On September 22nd, the Bank of Japan announced its latest monetary policy decision, keeping the key short-term interest rate unchanged at -0.1% and maintaining the target yield range for 10-year Japanese government bonds at +0.5%, which aligns with analysts' expectations.
However, both the central bank's statement and Governor Ueda Kazuo's comments showed no clear signs of a policy stance shift, disappointing market participants. Following the interest rate announcement, the USD/JPY pair briefly increased by over 40 pips, reaching above 148.

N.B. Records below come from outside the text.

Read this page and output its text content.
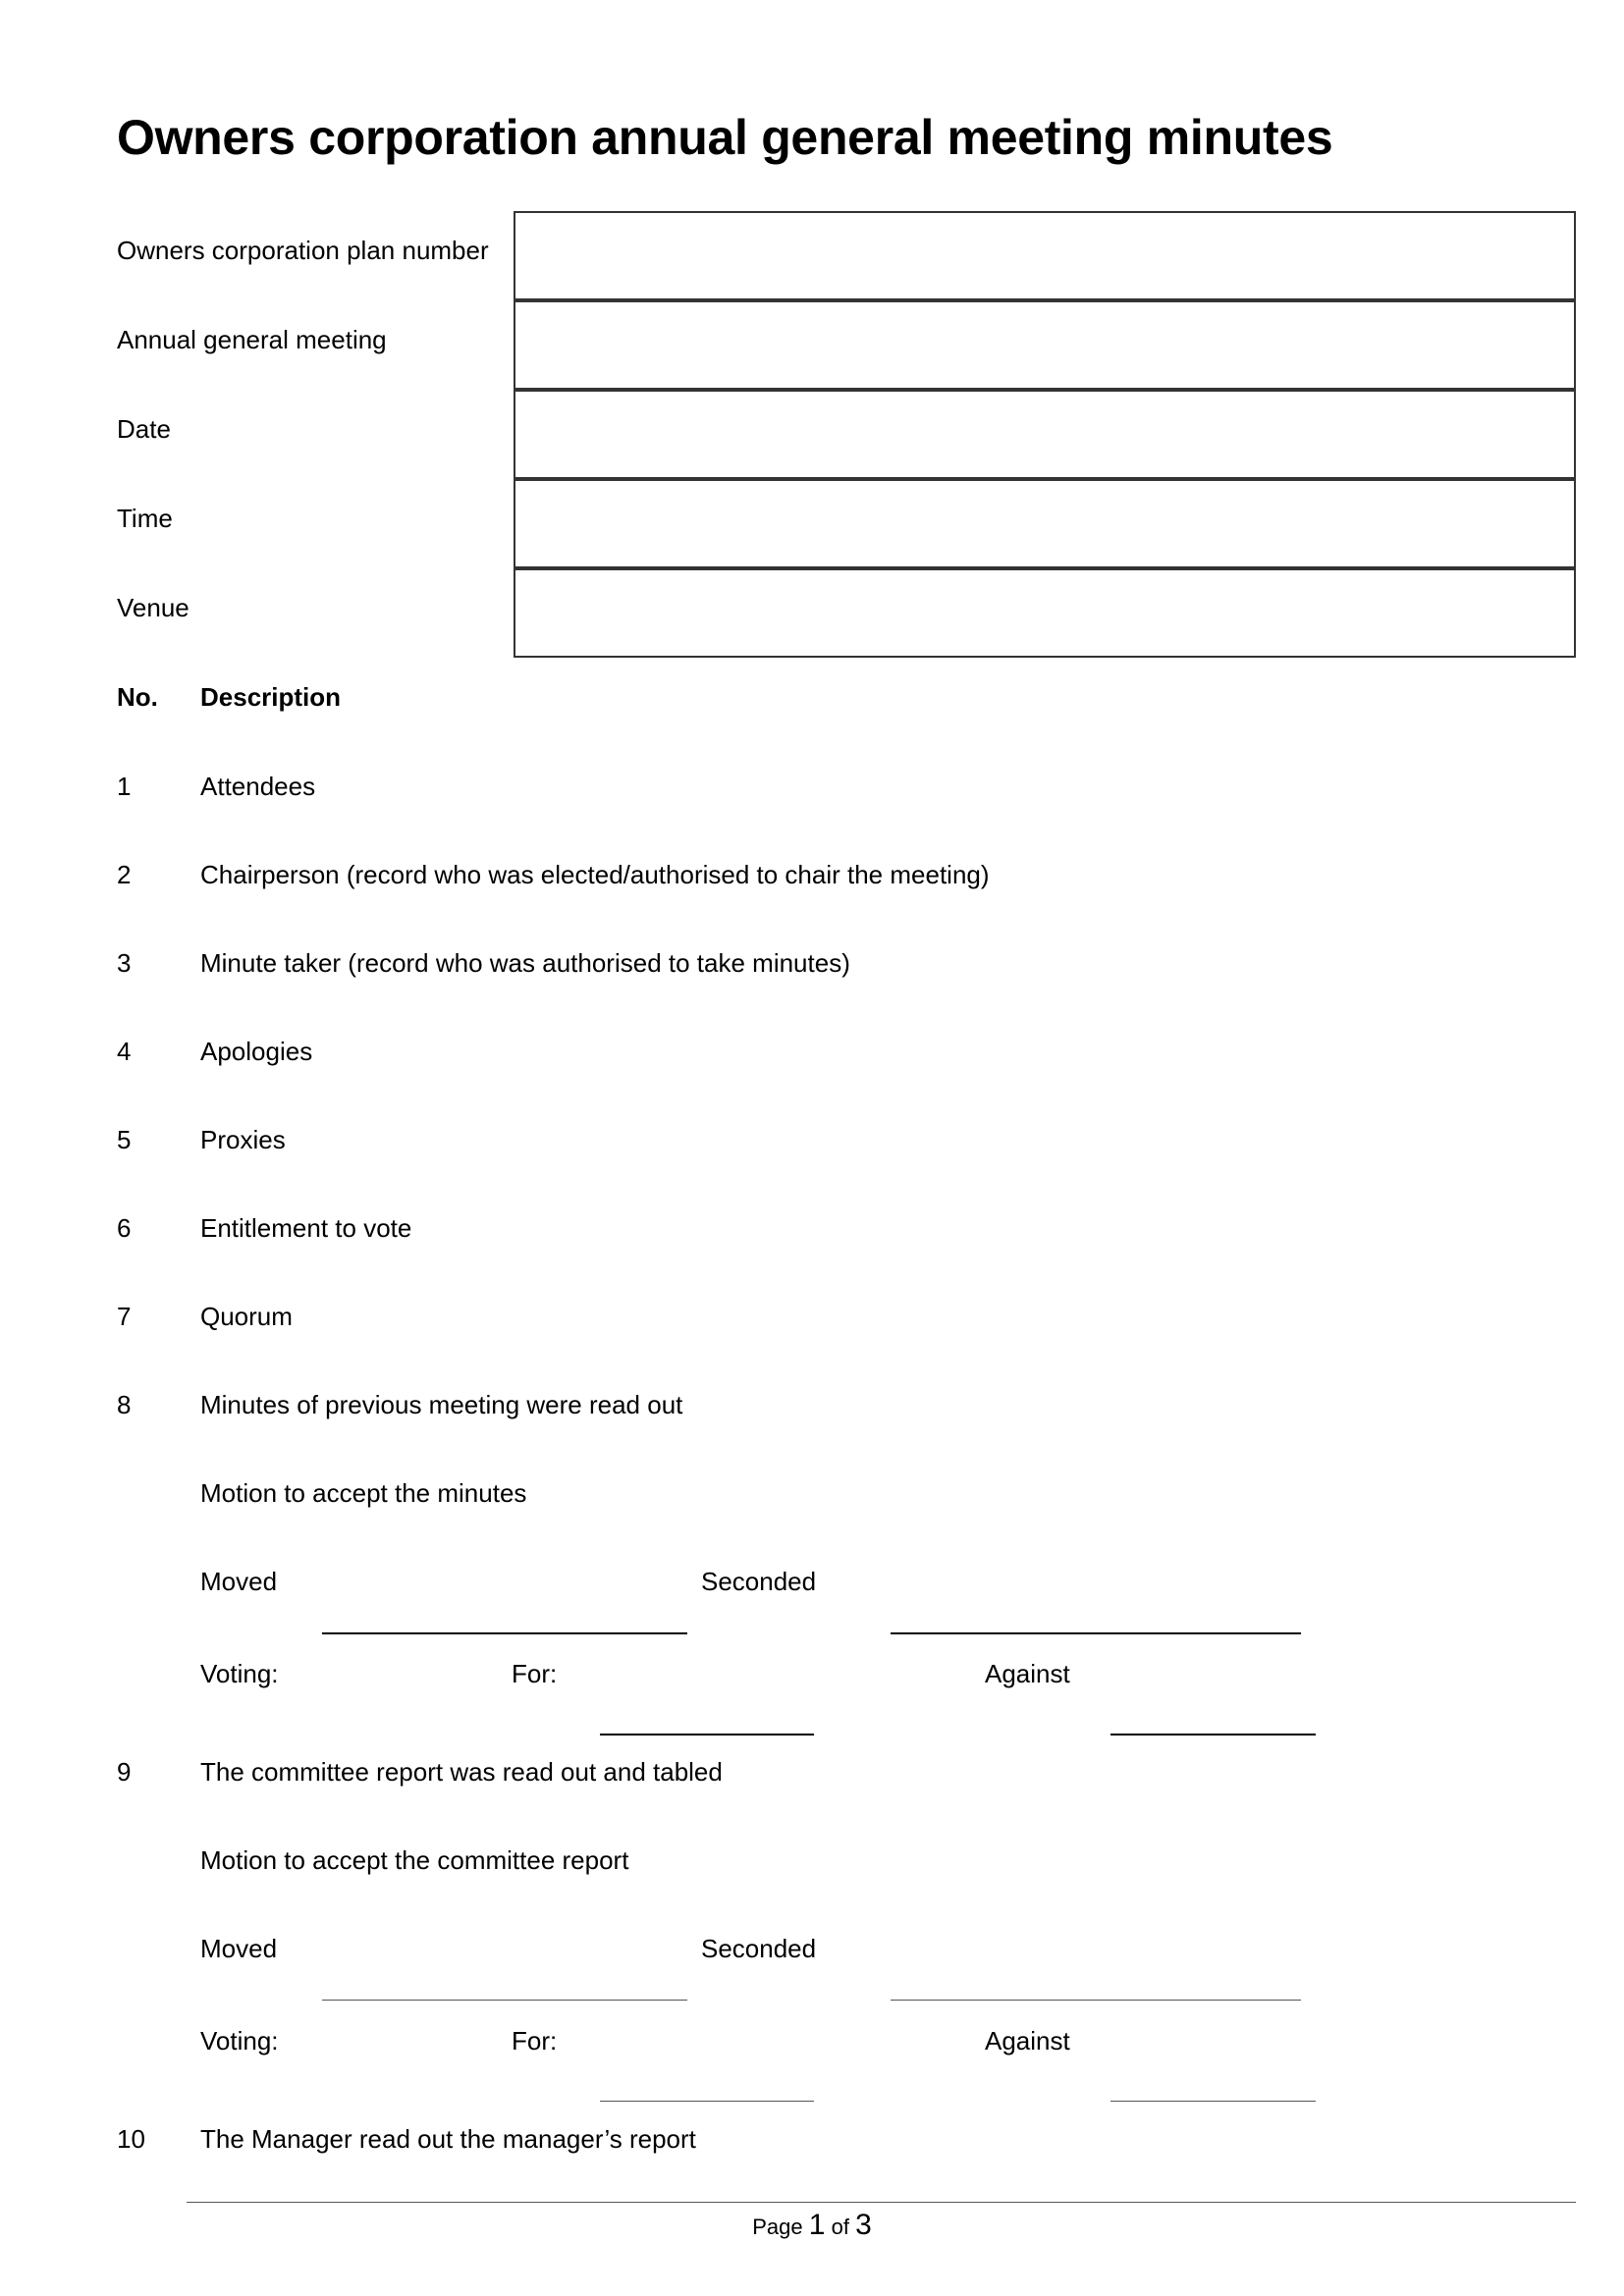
Owners corporation annual general meeting minutes
Owners corporation plan number
Annual general meeting
Date
Time
Venue
No. Description
1	Attendees
2	Chairperson (record who was elected/authorised to chair the meeting)
3	Minute taker (record who was authorised to take minutes)
4	Apologies
5	Proxies
6	Entitlement to vote
7	Quorum
8	Minutes of previous meeting were read out
Motion to accept the minutes
Moved	Seconded
Voting:	For:	Against
9	The committee report was read out and tabled
Motion to accept the committee report
Moved	Seconded
Voting:	For:	Against
10 The Manager read out the manager’s report
Page 1 of 3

Although this meeting leaned towards a dovish outcome, the market believes that the Bank of Japan will naturally make hawkish adjustments as inflation continues to rise unexpectedly. Data from last Friday indicated that Japan's August overall CPI, core CPI (excluding fresh food), and core-core CPI (excluding fresh food and energy) grew year-on-year by 3.2%, 3.1%, and 4.3% respectively, slightly surpassing market expectations.

【Source:MacroMicro 】
Analysts point out that the USD/JPY level of 150 will serve as a trigger for Japan to take intervention measures.
Mitrade Analyst:
The expectation of market tightening has been shattered, leading to increased pressure for the depreciation of the Japanese yen. The Bank of Japan will likely have to intervene to prevent excessive devaluation of the yen exchange rate. Therefore, we believe that the USD/JPY will continue to experience a volatile trend this week, with a range of 147-150.
From a technical perspective, the USD/JPY has approached the previous high around 148.50 in early November last year. If it continues to break above, the next target would be at 149. However, the MACD indicator shows some consolidation signals, and we still believe that the USD/JPY may experience a temporary upward surge followed by a decline this week, with support levels around 147.